Breteler, R., Kleinnijenhuis, M., Spronk, D., Heesen, E., & Arns, M. (2006). The acquisition of control in self-regulation of Galvanic skin response and slow cortical potentials: A randomized trial. In E. Peper & M. Fuhs (Eds.), Applied Psychophysiology and Biofeedback: Abstracts of Scientific Papers Presented at the 10th Anniversary Meeting of the Biofeedback Foundation of Europe (pp. 354-355). Vienna, Austria.
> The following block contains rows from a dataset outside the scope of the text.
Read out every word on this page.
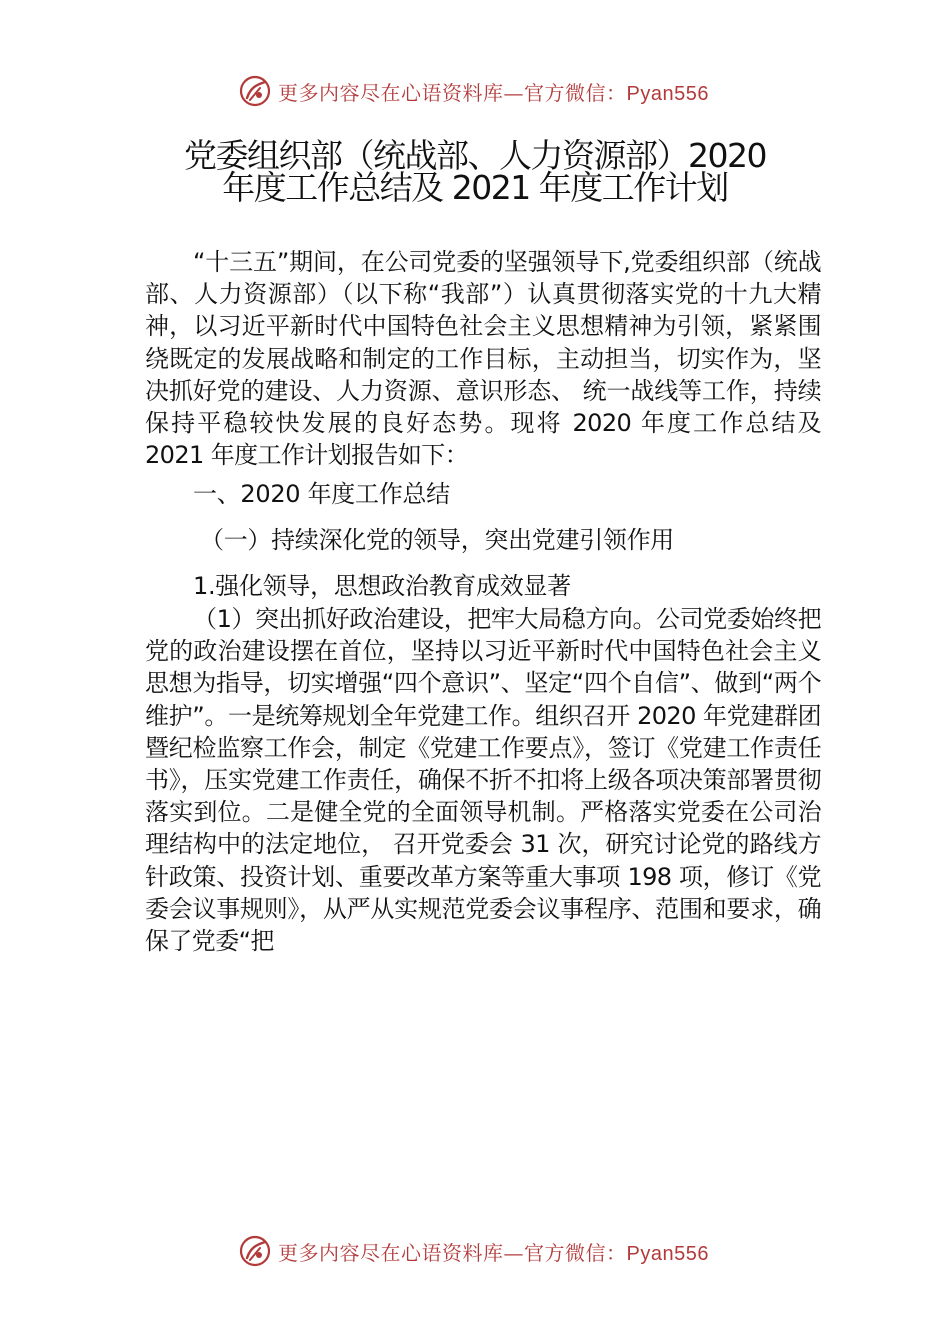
更多内容尽在心语资料库—官方微信：Pyan556
党委组织部（统战部、人力资源部）2020
年度工作总结及 2021 年度工作计划

“十三五”期间，在公司党委的坚强领导下,党委组织部（统战部、人力资源部）（以下称“我部”）认真贯彻落实党的十九大精神，以习近平新时代中国特色社会主义思想精神为引领，紧紧围绕既定的发展战略和制定的工作目标，主动担当，切实作为，坚决抓好党的建设、人力资源、意识形态、 统一战线等工作，持续保持平稳较快发展的良好态势。现将 2020 年度工作总结及 2021 年度工作计划报告如下：

一、2020 年度工作总结

（一）持续深化党的领导，突出党建引领作用

1.强化领导，思想政治教育成效显著

（1）突出抓好政治建设，把牢大局稳方向。公司党委始终把党的政治建设摆在首位，坚持以习近平新时代中国特色社会主义思想为指导，切实增强“四个意识”、坚定“四个自信”、做到“两个维护”。一是统筹规划全年党建工作。组织召开 2020 年党建群团暨纪检监察工作会，制定《党建工作要点》，签订《党建工作责任书》，压实党建工作责任，确保不折不扣将上级各项决策部署贯彻落实到位。二是健全党的全面领导机制。严格落实党委在公司治理结构中的法定地位， 召开党委会 31 次，研究讨论党的路线方针政策、投资计划、重要改革方案等重大事项 198 项，修订《党委会议事规则》，从严从实规范党委会议事程序、范围和要求，确保了党委“把

更多内容尽在心语资料库—官方微信：Pyan556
In 2003, I did my BSc internship at the Medisch Spectrum Twente hospital in Enschede. The department of Clinical Neurophysiology just bought a new EEG system with 64 channels: very impressive at the time. Apart from general implementation of the system, during my time there I have specifically looked at the relationship between sampling rate and source localization of epileptic foci.

Kleinnijenhuis, M. (2003). Hoge Definitie Encefalografie: de gevolgen van samplefrequentieverlaging bij HDE. BSc Thesis, Saxion Hogeschool Enschede, Enschede, The Netherlands.

At the University of Twente I have worked on a project on photoacoustic mammography. In photoacoustic imaging short pulses of light are delivered to tissue. The light is partly absorbed and causes a rapid expansion of the tissue. When tissue expands, ultrasound waves are emitted and are conducted through the tissue. This can be picked up outside the body by ultrasound detectors. Because the light at the wavelengths used is absorbed particularly well by the hemoglobin in the blood, the photoacoustic signal is different for highly vascularized tumors than for healthy breast tissue. This is a promising technique for detecting and monitoring breast cancer without using X-rays.